Learning to Ground Existentially Quantified Goals
Funkquist, Martin, Ståhlberg, Simon, Geffner, Hector
Goal instructions for autonomous AI agents cannot assume that objects have unique names. Instead, objects in goals must be referred to by providing suitable descriptions. However, this raises problems in both classical planning and generalized planning. The standard approach to handling existentially quantified goals in classical planning involves compiling them into a DNF formula that encodes all possible variable bindings and adding dummy actions to map each DNF term into the new, dummy goal. This preprocessing is exponential in the number of variables. In generalized planning, the problem is different: even if general policies can deal with any initial situation and goal, executing a general policy requires the goal to be grounded to define a value for the policy features. The problem of grounding goals, namely finding the objects to bind the goal variables, is subtle: it is a generalization of classical planning, which is a special case when there are no goal variables to bind, and constraint reasoning, which is a special case when there are no actions. In this work, we address the goal grounding problem with a novel supervised learning approach.

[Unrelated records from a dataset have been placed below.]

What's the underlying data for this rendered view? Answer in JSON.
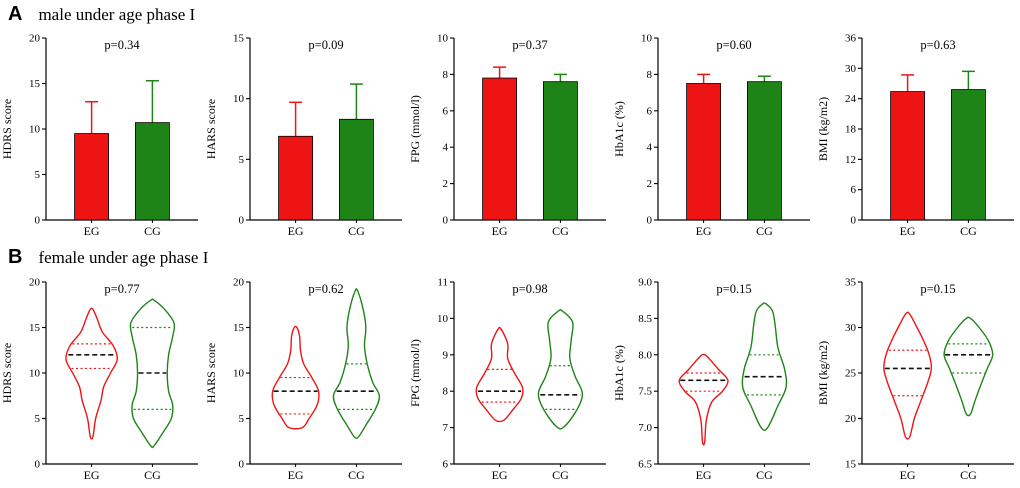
{
  "figure": {
    "panels": [
      {
        "label": "A",
        "title": "male under age phase I"
      },
      {
        "label": "B",
        "title": "female under age phase I"
      }
    ]
  },
  "colors": {
    "eg": "#ee1414",
    "cg": "#1e8418"
  },
  "chart_data": [
    {
      "panel": "A",
      "type": "bar",
      "title": "p=0.34",
      "p_label": "p=0.34",
      "ylabel": "HDRS score",
      "ylim": [
        0,
        20
      ],
      "yticks": [
        {
          "v": 0,
          "label": "0"
        },
        {
          "v": 5,
          "label": "5"
        },
        {
          "v": 10,
          "label": "10"
        },
        {
          "v": 15,
          "label": "15"
        },
        {
          "v": 20,
          "label": "20"
        }
      ],
      "categories": [
        "EG",
        "CG"
      ],
      "series": [
        {
          "name": "EG",
          "color_key": "eg",
          "mean": 9.5,
          "sd_top": 13.0
        },
        {
          "name": "CG",
          "color_key": "cg",
          "mean": 10.7,
          "sd_top": 15.3
        }
      ]
    },
    {
      "panel": "A",
      "type": "bar",
      "title": "p=0.09",
      "p_label": "p=0.09",
      "ylabel": "HARS score",
      "ylim": [
        0,
        15
      ],
      "yticks": [
        {
          "v": 0,
          "label": "0"
        },
        {
          "v": 5,
          "label": "5"
        },
        {
          "v": 10,
          "label": "10"
        },
        {
          "v": 15,
          "label": "15"
        }
      ],
      "categories": [
        "EG",
        "CG"
      ],
      "series": [
        {
          "name": "EG",
          "color_key": "eg",
          "mean": 6.9,
          "sd_top": 9.7
        },
        {
          "name": "CG",
          "color_key": "cg",
          "mean": 8.3,
          "sd_top": 11.2
        }
      ]
    },
    {
      "panel": "A",
      "type": "bar",
      "title": "p=0.37",
      "p_label": "p=0.37",
      "ylabel": "FPG (mmol/l)",
      "ylim": [
        0,
        10
      ],
      "yticks": [
        {
          "v": 0,
          "label": "0"
        },
        {
          "v": 2,
          "label": "2"
        },
        {
          "v": 4,
          "label": "4"
        },
        {
          "v": 6,
          "label": "6"
        },
        {
          "v": 8,
          "label": "8"
        },
        {
          "v": 10,
          "label": "10"
        }
      ],
      "categories": [
        "EG",
        "CG"
      ],
      "series": [
        {
          "name": "EG",
          "color_key": "eg",
          "mean": 7.8,
          "sd_top": 8.4
        },
        {
          "name": "CG",
          "color_key": "cg",
          "mean": 7.6,
          "sd_top": 8.0
        }
      ]
    },
    {
      "panel": "A",
      "type": "bar",
      "title": "p=0.60",
      "p_label": "p=0.60",
      "ylabel": "HbA1c (%)",
      "ylim": [
        0,
        10
      ],
      "yticks": [
        {
          "v": 0,
          "label": "0"
        },
        {
          "v": 2,
          "label": "2"
        },
        {
          "v": 4,
          "label": "4"
        },
        {
          "v": 6,
          "label": "6"
        },
        {
          "v": 8,
          "label": "8"
        },
        {
          "v": 10,
          "label": "10"
        }
      ],
      "categories": [
        "EG",
        "CG"
      ],
      "series": [
        {
          "name": "EG",
          "color_key": "eg",
          "mean": 7.5,
          "sd_top": 8.0
        },
        {
          "name": "CG",
          "color_key": "cg",
          "mean": 7.6,
          "sd_top": 7.9
        }
      ]
    },
    {
      "panel": "A",
      "type": "bar",
      "title": "p=0.63",
      "p_label": "p=0.63",
      "ylabel": "BMI (kg/m2)",
      "ylim": [
        0,
        36
      ],
      "yticks": [
        {
          "v": 0,
          "label": "0"
        },
        {
          "v": 6,
          "label": "6"
        },
        {
          "v": 12,
          "label": "12"
        },
        {
          "v": 18,
          "label": "18"
        },
        {
          "v": 24,
          "label": "24"
        },
        {
          "v": 30,
          "label": "30"
        },
        {
          "v": 36,
          "label": "36"
        }
      ],
      "categories": [
        "EG",
        "CG"
      ],
      "series": [
        {
          "name": "EG",
          "color_key": "eg",
          "mean": 25.4,
          "sd_top": 28.7
        },
        {
          "name": "CG",
          "color_key": "cg",
          "mean": 25.8,
          "sd_top": 29.4
        }
      ]
    },
    {
      "panel": "B",
      "type": "violin",
      "title": "p=0.77",
      "p_label": "p=0.77",
      "ylabel": "HDRS score",
      "ylim": [
        0,
        20
      ],
      "yticks": [
        {
          "v": 0,
          "label": "0"
        },
        {
          "v": 5,
          "label": "5"
        },
        {
          "v": 10,
          "label": "10"
        },
        {
          "v": 15,
          "label": "15"
        },
        {
          "v": 20,
          "label": "20"
        }
      ],
      "categories": [
        "EG",
        "CG"
      ],
      "series": [
        {
          "name": "EG",
          "color_key": "eg",
          "min": 3,
          "max": 17,
          "median": 12,
          "q1": 10.5,
          "q3": 13.2,
          "profile": [
            [
              3,
              0.05
            ],
            [
              5,
              0.15
            ],
            [
              7,
              0.35
            ],
            [
              8.5,
              0.45
            ],
            [
              10,
              0.7
            ],
            [
              11.5,
              0.95
            ],
            [
              13,
              0.8
            ],
            [
              14.5,
              0.4
            ],
            [
              16,
              0.2
            ],
            [
              17,
              0.05
            ]
          ]
        },
        {
          "name": "CG",
          "color_key": "cg",
          "min": 2,
          "max": 18,
          "median": 10,
          "q1": 6,
          "q3": 15,
          "profile": [
            [
              2,
              0.06
            ],
            [
              3.5,
              0.4
            ],
            [
              5,
              0.7
            ],
            [
              6.5,
              0.75
            ],
            [
              8,
              0.6
            ],
            [
              10,
              0.55
            ],
            [
              12,
              0.6
            ],
            [
              14,
              0.75
            ],
            [
              15.5,
              0.8
            ],
            [
              17,
              0.45
            ],
            [
              18,
              0.06
            ]
          ]
        }
      ]
    },
    {
      "panel": "B",
      "type": "violin",
      "title": "p=0.62",
      "p_label": "p=0.62",
      "ylabel": "HARS score",
      "ylim": [
        0,
        20
      ],
      "yticks": [
        {
          "v": 0,
          "label": "0"
        },
        {
          "v": 5,
          "label": "5"
        },
        {
          "v": 10,
          "label": "10"
        },
        {
          "v": 15,
          "label": "15"
        },
        {
          "v": 20,
          "label": "20"
        }
      ],
      "categories": [
        "EG",
        "CG"
      ],
      "series": [
        {
          "name": "EG",
          "color_key": "eg",
          "min": 4,
          "max": 15,
          "median": 8,
          "q1": 5.5,
          "q3": 9.5,
          "profile": [
            [
              4,
              0.25
            ],
            [
              5,
              0.5
            ],
            [
              6.5,
              0.8
            ],
            [
              8,
              0.85
            ],
            [
              9.5,
              0.6
            ],
            [
              11,
              0.3
            ],
            [
              12.5,
              0.18
            ],
            [
              14,
              0.15
            ],
            [
              15,
              0.05
            ]
          ]
        },
        {
          "name": "CG",
          "color_key": "cg",
          "min": 3,
          "max": 19,
          "median": 8,
          "q1": 6,
          "q3": 11,
          "profile": [
            [
              3,
              0.08
            ],
            [
              4.5,
              0.4
            ],
            [
              6,
              0.7
            ],
            [
              7.5,
              0.85
            ],
            [
              9,
              0.6
            ],
            [
              11,
              0.4
            ],
            [
              13,
              0.3
            ],
            [
              15,
              0.35
            ],
            [
              17,
              0.25
            ],
            [
              19,
              0.05
            ]
          ]
        }
      ]
    },
    {
      "panel": "B",
      "type": "violin",
      "title": "p=0.98",
      "p_label": "p=0.98",
      "ylabel": "FPG (mmol/l)",
      "ylim": [
        6,
        11
      ],
      "yticks": [
        {
          "v": 6,
          "label": "6"
        },
        {
          "v": 7,
          "label": "7"
        },
        {
          "v": 8,
          "label": "8"
        },
        {
          "v": 9,
          "label": "9"
        },
        {
          "v": 10,
          "label": "10"
        },
        {
          "v": 11,
          "label": "11"
        }
      ],
      "categories": [
        "EG",
        "CG"
      ],
      "series": [
        {
          "name": "EG",
          "color_key": "eg",
          "min": 7.2,
          "max": 9.7,
          "median": 8.0,
          "q1": 7.7,
          "q3": 8.6,
          "profile": [
            [
              7.2,
              0.15
            ],
            [
              7.5,
              0.5
            ],
            [
              7.8,
              0.8
            ],
            [
              8.1,
              0.85
            ],
            [
              8.5,
              0.55
            ],
            [
              8.9,
              0.3
            ],
            [
              9.3,
              0.3
            ],
            [
              9.7,
              0.06
            ]
          ]
        },
        {
          "name": "CG",
          "color_key": "cg",
          "min": 7.0,
          "max": 10.2,
          "median": 7.9,
          "q1": 7.5,
          "q3": 8.7,
          "profile": [
            [
              7.0,
              0.1
            ],
            [
              7.3,
              0.45
            ],
            [
              7.7,
              0.75
            ],
            [
              8.0,
              0.8
            ],
            [
              8.4,
              0.55
            ],
            [
              8.9,
              0.35
            ],
            [
              9.4,
              0.4
            ],
            [
              9.9,
              0.45
            ],
            [
              10.2,
              0.08
            ]
          ]
        }
      ]
    },
    {
      "panel": "B",
      "type": "violin",
      "title": "p=0.15",
      "p_label": "p=0.15",
      "ylabel": "HbA1c (%)",
      "ylim": [
        6.5,
        9.0
      ],
      "yticks": [
        {
          "v": 6.5,
          "label": "6.5"
        },
        {
          "v": 7.0,
          "label": "7.0"
        },
        {
          "v": 7.5,
          "label": "7.5"
        },
        {
          "v": 8.0,
          "label": "8.0"
        },
        {
          "v": 8.5,
          "label": "8.5"
        },
        {
          "v": 9.0,
          "label": "9.0"
        }
      ],
      "categories": [
        "EG",
        "CG"
      ],
      "series": [
        {
          "name": "EG",
          "color_key": "eg",
          "min": 6.8,
          "max": 8.0,
          "median": 7.65,
          "q1": 7.5,
          "q3": 7.75,
          "profile": [
            [
              6.8,
              0.04
            ],
            [
              7.1,
              0.1
            ],
            [
              7.35,
              0.3
            ],
            [
              7.5,
              0.7
            ],
            [
              7.65,
              0.9
            ],
            [
              7.8,
              0.55
            ],
            [
              7.95,
              0.2
            ],
            [
              8.0,
              0.05
            ]
          ]
        },
        {
          "name": "CG",
          "color_key": "cg",
          "min": 7.0,
          "max": 8.7,
          "median": 7.7,
          "q1": 7.45,
          "q3": 8.0,
          "profile": [
            [
              7.0,
              0.12
            ],
            [
              7.3,
              0.5
            ],
            [
              7.55,
              0.8
            ],
            [
              7.8,
              0.75
            ],
            [
              8.1,
              0.5
            ],
            [
              8.4,
              0.4
            ],
            [
              8.6,
              0.3
            ],
            [
              8.7,
              0.06
            ]
          ]
        }
      ]
    },
    {
      "panel": "B",
      "type": "violin",
      "title": "p=0.15",
      "p_label": "p=0.15",
      "ylabel": "BMI (kg/m2)",
      "ylim": [
        15,
        35
      ],
      "yticks": [
        {
          "v": 15,
          "label": "15"
        },
        {
          "v": 20,
          "label": "20"
        },
        {
          "v": 25,
          "label": "25"
        },
        {
          "v": 30,
          "label": "30"
        },
        {
          "v": 35,
          "label": "35"
        }
      ],
      "categories": [
        "EG",
        "CG"
      ],
      "series": [
        {
          "name": "EG",
          "color_key": "eg",
          "min": 18,
          "max": 31.5,
          "median": 25.5,
          "q1": 22.5,
          "q3": 27.5,
          "profile": [
            [
              18,
              0.08
            ],
            [
              20,
              0.25
            ],
            [
              22,
              0.5
            ],
            [
              24,
              0.75
            ],
            [
              25.5,
              0.88
            ],
            [
              27,
              0.8
            ],
            [
              28.5,
              0.6
            ],
            [
              30,
              0.35
            ],
            [
              31.5,
              0.07
            ]
          ]
        },
        {
          "name": "CG",
          "color_key": "cg",
          "min": 20.5,
          "max": 31,
          "median": 27,
          "q1": 25,
          "q3": 28.2,
          "profile": [
            [
              20.5,
              0.08
            ],
            [
              22,
              0.25
            ],
            [
              24,
              0.5
            ],
            [
              25.5,
              0.7
            ],
            [
              27,
              0.9
            ],
            [
              28.5,
              0.75
            ],
            [
              30,
              0.4
            ],
            [
              31,
              0.08
            ]
          ]
        }
      ]
    }
  ]
}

A GNN architecture, trained to predict the cost of partially quantified goals over small domain instances is tested on larger instances involving more objects and different quantified goals. The proposed architecture is evaluated experimentally over several planning domains where generalization is tested along several dimensions including the number of goal variables and objects that can bind such variables. The scope of the approach is also discussed in light of the known relationship between GNNs and C2 logics.